Azure ML can supercharge your ML workloads in (at least!) two ways:

  • AML Compute: Providing powerful compute resoures to train larger models
  • Run history: Best-in-class lineage and reproducability

In this article we focus on Run History - and why you need it in your life!

As teams progress to running dozens, and eventually hundreds of experiments, having some way to organize them is essential. Run History is a service that provides a number features that quickly become essential to your ML-model builders:

Experiments and Runs#

When you are running dozens of experiments in multiple different projects, having a clear way to organize and search though the results is key. Azure ML provides two concepts to help with this: Runs and Experiments.

Runs#

A run is a single execution of your code - usually a training script. The run has a life-cycle: the code is prepared to be submited to Azure ML (e.g. via a ScriptRunConfig), then the code is submitted

Once the code is submitted to Azure ML (for example, via a ScriptRunConfig) a Run object is created. This compute target is prepared (nodes are provisioned, containers hosting your Python environment are fired up), the entry point script is called ($ python run.py [args]) and logs start being generated:

Files already downloaded and verified
epoch=1, batch= 2000: loss 2.19
epoch=1, batch= 4000: loss 1.82
epoch=1, batch= 6000: loss 1.66
...

You may log metrics to Azure ML with run.log('<metric_name>', metric_value) and monitor them in the studio:

The training concludes, usually some model files are saved, and the nodes are released.

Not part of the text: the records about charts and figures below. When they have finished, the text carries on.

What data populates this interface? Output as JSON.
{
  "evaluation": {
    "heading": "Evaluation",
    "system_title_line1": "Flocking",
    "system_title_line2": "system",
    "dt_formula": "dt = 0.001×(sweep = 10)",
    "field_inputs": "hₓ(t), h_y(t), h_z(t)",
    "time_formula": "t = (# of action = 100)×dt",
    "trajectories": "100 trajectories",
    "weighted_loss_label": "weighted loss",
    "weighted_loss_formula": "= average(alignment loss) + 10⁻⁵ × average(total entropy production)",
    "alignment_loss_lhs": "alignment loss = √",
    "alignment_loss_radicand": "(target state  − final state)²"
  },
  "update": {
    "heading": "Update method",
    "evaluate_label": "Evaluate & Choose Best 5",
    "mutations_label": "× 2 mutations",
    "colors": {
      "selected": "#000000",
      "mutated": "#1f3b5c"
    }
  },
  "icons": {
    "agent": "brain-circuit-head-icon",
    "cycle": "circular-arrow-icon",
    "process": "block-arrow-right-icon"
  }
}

But the story doesn't end there. The run persists even after the nodes are returned to Azure. You can always return, either in code or via the studio, to see a history of your runs, all their outputs and metrics, and the exact code that was used to generate them.

Experiments#

An Experiment is a collection of runs. All runs belongs to an Experiment. Usually an Experiment is tied to a specific work item, for example, "Finetune Bert-Large", and will possess a number of runs as you iterate toward this goal.

Snapshot#

When you submit your code to run in Azure ML, a snapshot is taken. This is a copy of the exact code that ran. Think of this as version control for your experiments. Want to reproduce the results from that experiment 2-months ago even though you've iterated on the model and the training script in the meantime? No problem, snapshot has you covered!

You have total control of what goes into the snapshot with the .amlignore file. This plays the same role as a .gitignore so you can efficiently manage what to include in the snapshot.

Metrics#

As you run experiments, you track metrics - from validation loss through to GPU load. Analysing these metrics is essential to determining your best model. With Run History, these metrics are stored for all your runs.